I changed into something a bit warmer as it was so chilly with the sprinkling rain and oddly unseasonable weather and caught another bus to Beverly Hills. I got off a few stops early so that I could look at the wonderful houses. So many styles and designs. I really loved Beverly Hills in general. I like anywhere that feels expensive. I like wealth.
I found myself on Rodeo drive and I had the most marvelous time window shopping at the designer shops. I simply must have these shoes by Yves Saint Laurent:
Aren’t they the most wonderful things you’ve ever seen in all your life? I thought so. I love studs. I need more studded things in my life, like the denim jackets in the Jedward song that I’m obsessed with (both the song and jacket and the twins, too, #sorryboutit)
I bet you’re obsessed now, too. If you aren’t you have no sense of fun. Also they had Miley’s hair two years ago. I still want to get it. I’m not kidding.
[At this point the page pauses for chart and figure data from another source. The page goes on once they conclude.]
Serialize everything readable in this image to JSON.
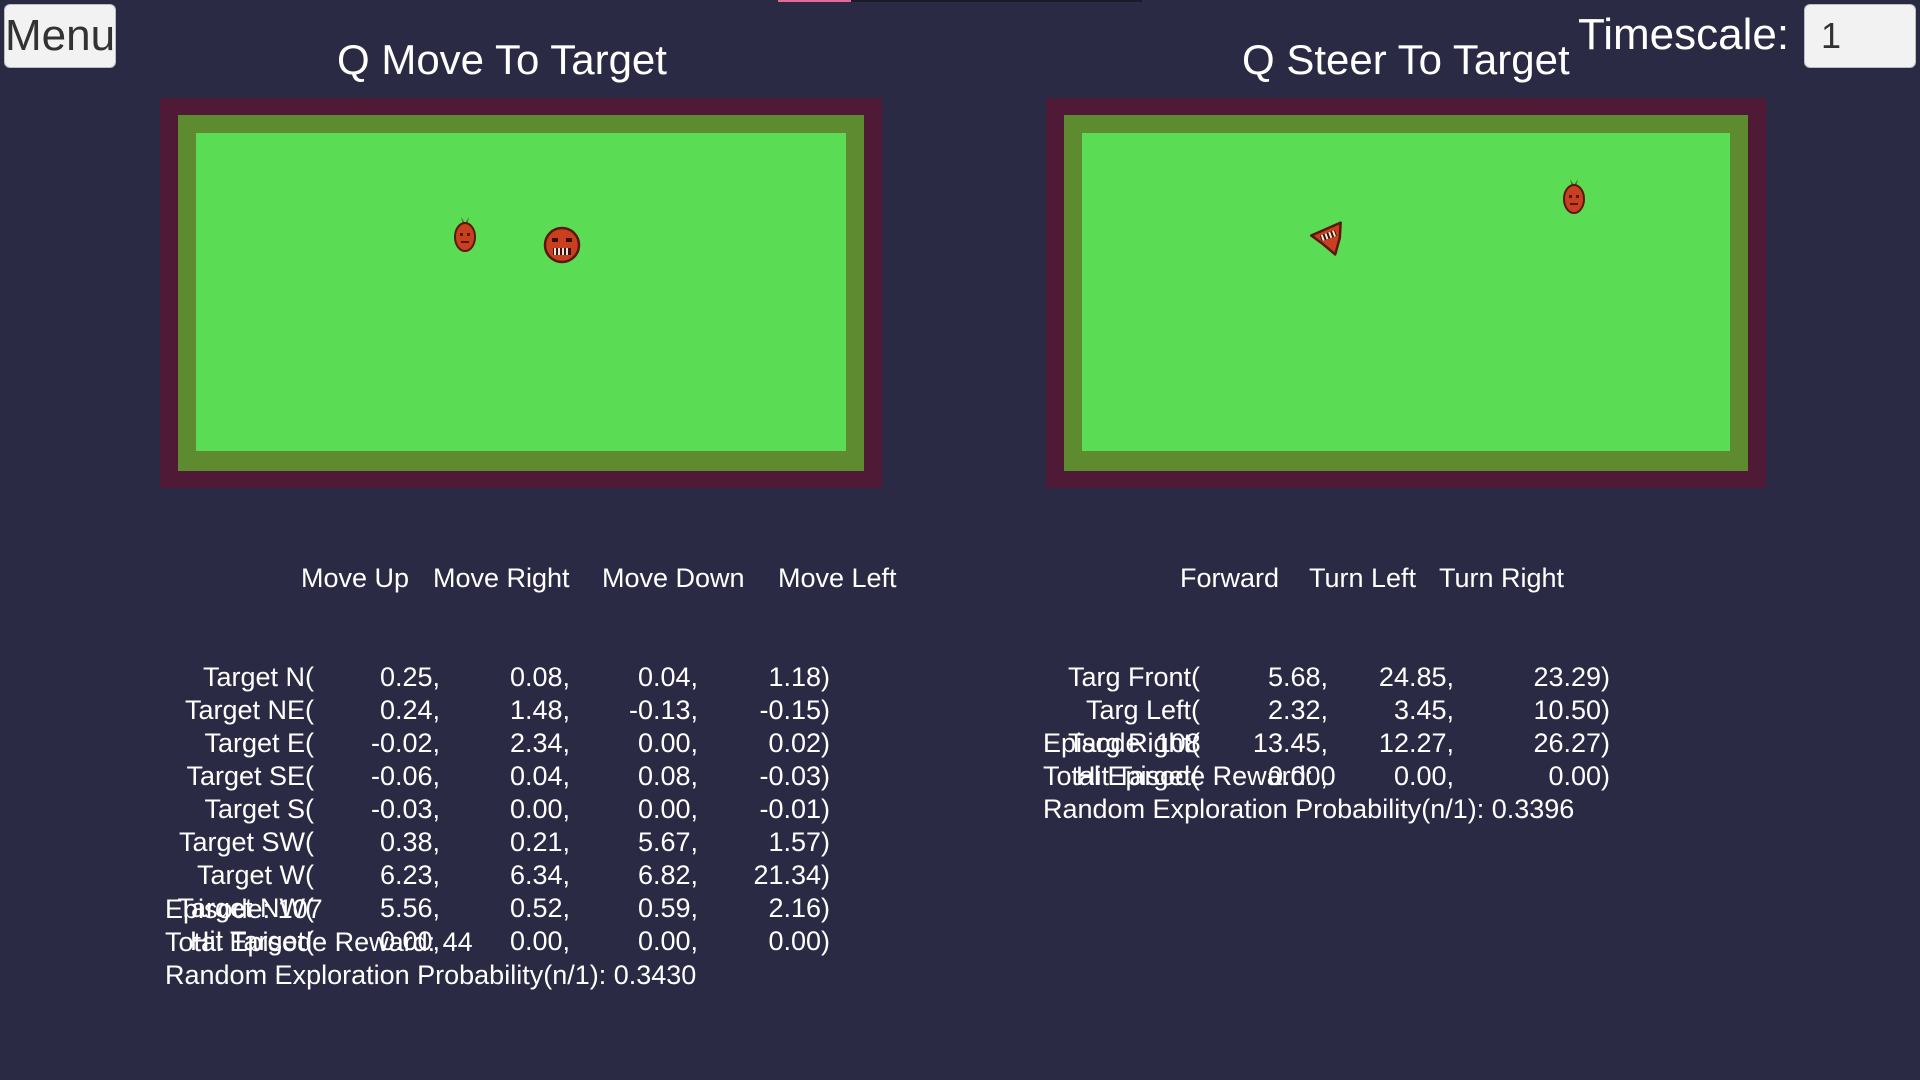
{
  "ui": {
    "menu_label": "Menu",
    "timescale_label": "Timescale:",
    "timescale_value": "1",
    "progress": 0.2
  },
  "left_panel": {
    "title": "Q Move To Target",
    "actions": [
      "Move Up",
      "Move Right",
      "Move Down",
      "Move Left"
    ],
    "rows": [
      {
        "state": "Target N(",
        "values": [
          "0.25,",
          "0.08,",
          "0.04,",
          "1.18)"
        ]
      },
      {
        "state": "Target NE(",
        "values": [
          "0.24,",
          "1.48,",
          "-0.13,",
          "-0.15)"
        ]
      },
      {
        "state": "Target E(",
        "values": [
          "-0.02,",
          "2.34,",
          "0.00,",
          "0.02)"
        ]
      },
      {
        "state": "Target SE(",
        "values": [
          "-0.06,",
          "0.04,",
          "0.08,",
          "-0.03)"
        ]
      },
      {
        "state": "Target S(",
        "values": [
          "-0.03,",
          "0.00,",
          "0.00,",
          "-0.01)"
        ]
      },
      {
        "state": "Target SW(",
        "values": [
          "0.38,",
          "0.21,",
          "5.67,",
          "1.57)"
        ]
      },
      {
        "state": "Target W(",
        "values": [
          "6.23,",
          "6.34,",
          "6.82,",
          "21.34)"
        ]
      },
      {
        "state": "Target NW(",
        "values": [
          "5.56,",
          "0.52,",
          "0.59,",
          "2.16)"
        ]
      },
      {
        "state": "Hit Target(",
        "values": [
          "0.00,",
          "0.00,",
          "0.00,",
          "0.00)"
        ]
      }
    ],
    "episode": "Episode: 107",
    "reward": "Total Episode Reward: 44",
    "exploration": "Random Exploration Probability(n/1): 0.3430"
  },
  "right_panel": {
    "title": "Q Steer To Target",
    "actions": [
      "Forward",
      "Turn Left",
      "Turn Right"
    ],
    "rows": [
      {
        "state": "Targ Front(",
        "values": [
          "5.68,",
          "24.85,",
          "23.29)"
        ]
      },
      {
        "state": "Targ Left(",
        "values": [
          "2.32,",
          "3.45,",
          "10.50)"
        ]
      },
      {
        "state": "Targ Right(",
        "values": [
          "13.45,",
          "12.27,",
          "26.27)"
        ]
      },
      {
        "state": "Hit Target(",
        "values": [
          "0.00,",
          "0.00,",
          "0.00)"
        ]
      }
    ],
    "episode": "Episode: 108",
    "reward": "Total Episode Reward: 0",
    "exploration": "Random Exploration Probability(n/1): 0.3396"
  },
  "colors": {
    "background": "#2b2a45",
    "field_grass": "#5bdc55",
    "field_border": "#5e8a30",
    "field_wall": "#4e1a35",
    "progress_accent": "#e56a96"
  },
  "sprites": {
    "target": "carrot-icon",
    "agent_left": "round-critter-icon",
    "agent_right": "steering-critter-icon"
  }
}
I walked by Louis Vuitton and dreamed of getting one of their duffel bags. This one in particular:
It’s a totally unnecessary purchase of $2000, but…why not, you know?
MANDATORY HILARY DUFF INTERLUDE:
When I get this trip paid off, I think I’m going to save up for one. AND A BURBERRY TRENCH COAT. Those are my two dream designer purchases. I should just be a model and get them for free. Then I saw this as I had that exact same thought:
I wanted to go on a go-see, but then I remembered that I left my portfolio at the last agency and I forgot to pack nude underwear! If you don’t get that, start watch old seasons of America’s Next Top Model, back when it was actually fun and not a giant gimmick. I miss those old days.
I found a cupcake ATM at Sprinkles and that basically restored my faith in humanity. You swipe your card and a cupcake comes out without any human interaction. Absolutely genius.
I had dinner at the Veggie Grill! Probably the last time. Weeping.